Opinion: There’s a reason civil rights advocates call two companion bills in the Arizona Legislature the ‘Voter Privacy Violation Act.’
By Alex Gulotta and Jenny Guzman/opinion contributors || The Arizona Republic
The right to privately and securely cast a ballot, a pillar of voting rights, has stood the test of time as Arizona’s democracy has faced increasing attacks in recent years. The Arizona Constitution affirms “secrecy in voting shall be preserved,” but Senate Bill 1324 and House Bill 2560 put this at risk.
The companion bills, dubbed the “Voter Privacy Violation Act” by civil rights advocates, would make Arizona an extreme outlier by posting detailed voter data and unfiltered ballot images online during the critical post-election leading up to certification of the results.
Lawmakers and Gov. Katie Hobbs must reject these assaults on our democracy.
Bills would post voters’ names, addresses
Transparency into our election process is essential to guarantee free and fair elections, but sponsors of the Voter Privacy Violation Act used the false pretense of it to introduce the legislation.
In actuality, the act creates a threatening voting environment by posting voters’ names, addresses, birth years and all ballot images online.

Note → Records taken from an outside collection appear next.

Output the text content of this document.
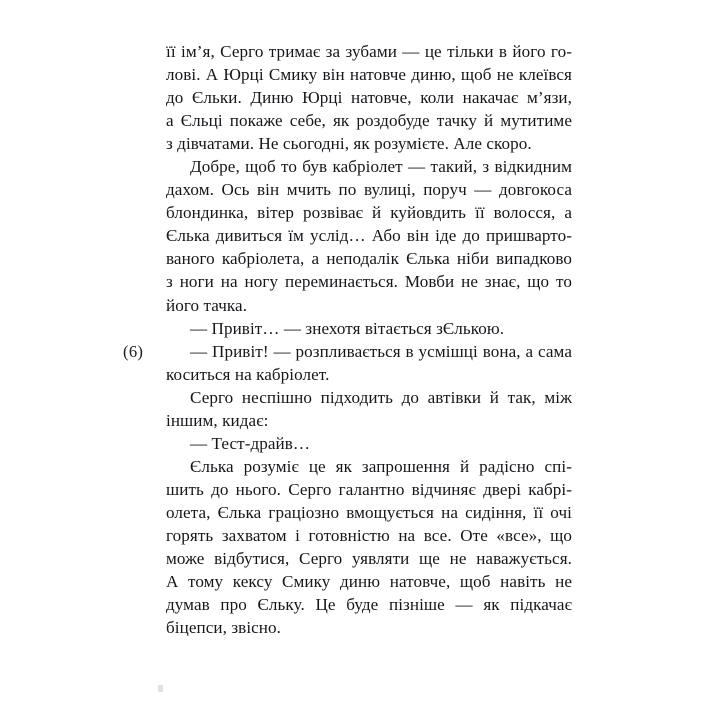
(6)
її ім’я, Серго тримає за зубами — це тільки в його го-
лові. А Юрці Смику він натовче диню, щоб не клеївся
до Єльки. Диню Юрці натовче, коли накачає м’язи,
а Єльці покаже себе, як роздобуде тачку й мутитиме
з дівчатами. Не сьогодні, як розумієте. Але скоро.
Добре, щоб то був кабріолет — такий, з відкидним
дахом. Ось він мчить по вулиці, поруч — довгокоса
блондинка, вітер розвіває й куйовдить її волосся, а
Єлька дивиться їм услід… Або він іде до пришварто-
ваного кабріолета, а неподалік Єлька ніби випадково
з ноги на ногу переминається. Мовби не знає, що то
його тачка.
— Привіт… — знехотя вітається зЄлькою.
— Привіт! — розпливається в усмішці вона, а сама
коситься на кабріолет.
Серго неспішно підходить до автівки й так, між
іншим, кидає:
— Тест-драйв…
Єлька розуміє це як запрошення й радісно спі-
шить до нього. Серго галантно відчиняє двері кабрі-
олета, Єлька граціозно вмощується на сидіння, її очі
горять захватом і готовністю на все. Оте «все», що
може відбутися, Серго уявляти ще не наважується.
А тому кексу Смику диню натовче, щоб навіть не
думав про Єльку. Це буде пізніше — як підкачає
біцепси, звісно.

It then connects that information to voters’ specific precincts before certification, when it could be used to identify individual voters and to manufacture election falsehoods.
Arizona already has data sharing policies that balance transparency in the election process with protecting voters and election workers.
Arizonans should be alarmed that lawmakers are increasingly supporting legislation that would unravel our electoral process. And now, Secretary of State Adrian Fontes has joined them by supporting these mirror bills.